L’étude a été dirigée par le professeur Katsuhiko Asanuma de la faculté de médecine de l’université de Chiba, au Japon, en collaboration avec le professeur Motoko Y. Kimura et d’autres.

Leurs conclusions, publiées dans Aperçu JCIpourrait ouvrir la voie à des traitements plus précis de l’IRC.

CCL5 est une molécule de signalisation, ou chimiokine, qui aide les cellules immunitaires à se déplacer vers les sites d’inflammation.

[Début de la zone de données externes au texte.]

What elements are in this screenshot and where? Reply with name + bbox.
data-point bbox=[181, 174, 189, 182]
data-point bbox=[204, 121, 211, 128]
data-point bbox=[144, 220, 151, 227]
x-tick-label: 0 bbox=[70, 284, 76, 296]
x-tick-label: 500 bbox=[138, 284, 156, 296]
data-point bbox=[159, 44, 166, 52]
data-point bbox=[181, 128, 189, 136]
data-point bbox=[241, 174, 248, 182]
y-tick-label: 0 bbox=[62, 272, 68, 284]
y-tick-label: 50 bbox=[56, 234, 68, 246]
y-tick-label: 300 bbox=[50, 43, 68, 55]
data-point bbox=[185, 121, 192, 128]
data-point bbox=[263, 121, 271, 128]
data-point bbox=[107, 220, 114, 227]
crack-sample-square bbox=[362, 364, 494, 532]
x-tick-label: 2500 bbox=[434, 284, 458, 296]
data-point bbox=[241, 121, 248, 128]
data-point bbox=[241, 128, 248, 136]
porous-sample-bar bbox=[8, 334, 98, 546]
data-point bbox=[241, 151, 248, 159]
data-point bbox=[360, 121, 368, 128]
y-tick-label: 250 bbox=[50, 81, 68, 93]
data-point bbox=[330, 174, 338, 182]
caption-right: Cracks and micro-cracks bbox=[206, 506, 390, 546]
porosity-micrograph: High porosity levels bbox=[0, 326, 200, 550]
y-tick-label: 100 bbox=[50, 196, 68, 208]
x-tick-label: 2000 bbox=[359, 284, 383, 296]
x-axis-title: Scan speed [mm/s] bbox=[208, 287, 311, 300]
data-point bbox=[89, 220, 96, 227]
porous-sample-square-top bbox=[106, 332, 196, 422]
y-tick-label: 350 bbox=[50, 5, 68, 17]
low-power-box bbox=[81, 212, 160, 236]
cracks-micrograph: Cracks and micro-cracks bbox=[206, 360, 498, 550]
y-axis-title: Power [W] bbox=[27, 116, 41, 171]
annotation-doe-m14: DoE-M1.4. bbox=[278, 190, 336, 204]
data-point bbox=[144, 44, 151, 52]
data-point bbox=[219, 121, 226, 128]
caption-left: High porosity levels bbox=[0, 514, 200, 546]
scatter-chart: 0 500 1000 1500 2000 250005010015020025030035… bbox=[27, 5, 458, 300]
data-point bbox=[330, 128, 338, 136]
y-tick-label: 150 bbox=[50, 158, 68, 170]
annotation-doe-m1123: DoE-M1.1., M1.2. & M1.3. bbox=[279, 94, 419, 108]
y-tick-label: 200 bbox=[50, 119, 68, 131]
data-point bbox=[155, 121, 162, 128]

Il a été identifié pour la première fois dans les cellules T, mais des recherches ultérieures ont montré qu’il est également produit par d’autres types de cellules, notamment les cellules épithéliales autour des glomérules appelés podocytes, qui agissent comme couche finale de filtration.

En conséquence, CCL5 joue des rôles à la fois utiles et nocifs, soutenant la défense immunitaire d’une part mais favorisant l’inflammation et les lésions tissulaires d’autre part.

Des études antérieures ont produit des résultats contradictoires sur les effets du CCL5, certaines suggérant qu’il protège les reins, tandis que d’autres ont indiqué qu’il aggrave les blessures.

Pour clarifier le rôle de CCL5 dans l’IRC, l’équipe de l’Université de Chiba a analysé le tissu rénal de patients atteints de diverses maladies glomérulaires et de souris atteintes de néphropathie induite par l’Adriamycine (ADR), un modèle qui imite étroitement les troubles rénaux humains tels que la glomérulosclérose segmentaire focale.

Chez les humains et les souris, ils ont découvert que les niveaux de CCL5 étaient beaucoup plus élevés dans les glomérules endommagés et étaient étroitement liés aux podocytes, les cellules qui maintiennent la barrière de filtration.

Ensuite, les chercheurs ont mené des expériences en utilisant à la fois des podocytes cultivés en laboratoire et des souris vivantes. En laboratoire, le traitement des podocytes avec CCL5 les a aidés à survivre et à réduire la mort cellulaire, suggérant un effet protecteur. Cependant, chez les souris qui ont développé une maladie rénale, des niveaux plus élevés de CCL5 ont exacerbé les dommages, provoquant une fuite plus importante de protéines dans l’urine, davantage de cicatrices sur le tissu rénal et une perte plus importante de podocytes.

Pour comprendre pourquoi cela s’est produit, l’équipe a examiné le rôle des cellules immunitaires. Lorsqu’ils ont transplanté de la moelle osseuse provenant de souris dépourvues de CCL5 chez des souris normales, les receveurs ont présenté une réduction des lésions rénales. Cela indique que le CCL5 produit par les cellules immunitaires, plutôt que par les cellules rénales, était responsable de l’aggravation de la maladie.

Une analyse plus approfondie a montré que CCL5 favorisait les macrophages « M1 » inflammatoires tout en réduisant le nombre de macrophages « M2 » cicatrisants. En d’autres termes, cela a fait pencher la balance vers l’inflammation plutôt que vers la réparation.

« Les effets immunitaires nocifs du CCL5 l’emportent sur son rôle protecteur dans les podocytes, entraînant une protéinurie, une glomérulosclérose et une perte de podocytes », explique le professeur Asanuma.

Ces résultats mettent en évidence une nouvelle approche pour développer de futurs traitements contre l’IRC. Au lieu de bloquer largement les voies inflammatoires, les thérapies pourraient être conçues pour soutenir les mécanismes de réparation du corps tout en limitant les réponses immunitaires nocives qui provoquent des lésions rénales.

« Les connaissances acquises grâce au double rôle de CCL5 pourraient guider le développement de médicaments ciblant les cellules qui bloquent ses effets immunitaires nocifs sans interférer avec ses actions protectrices dans les podocytes. Si de telles thérapies deviennent disponibles, les patients pourraient bénéficier d’une progression plus lente de l’IRC, d’une diminution du nombre de cas nécessitant une dialyse ou une transplantation et d’une meilleure préservation de la fonction rénale et de la qualité de vie », explique le professeur Asanuma.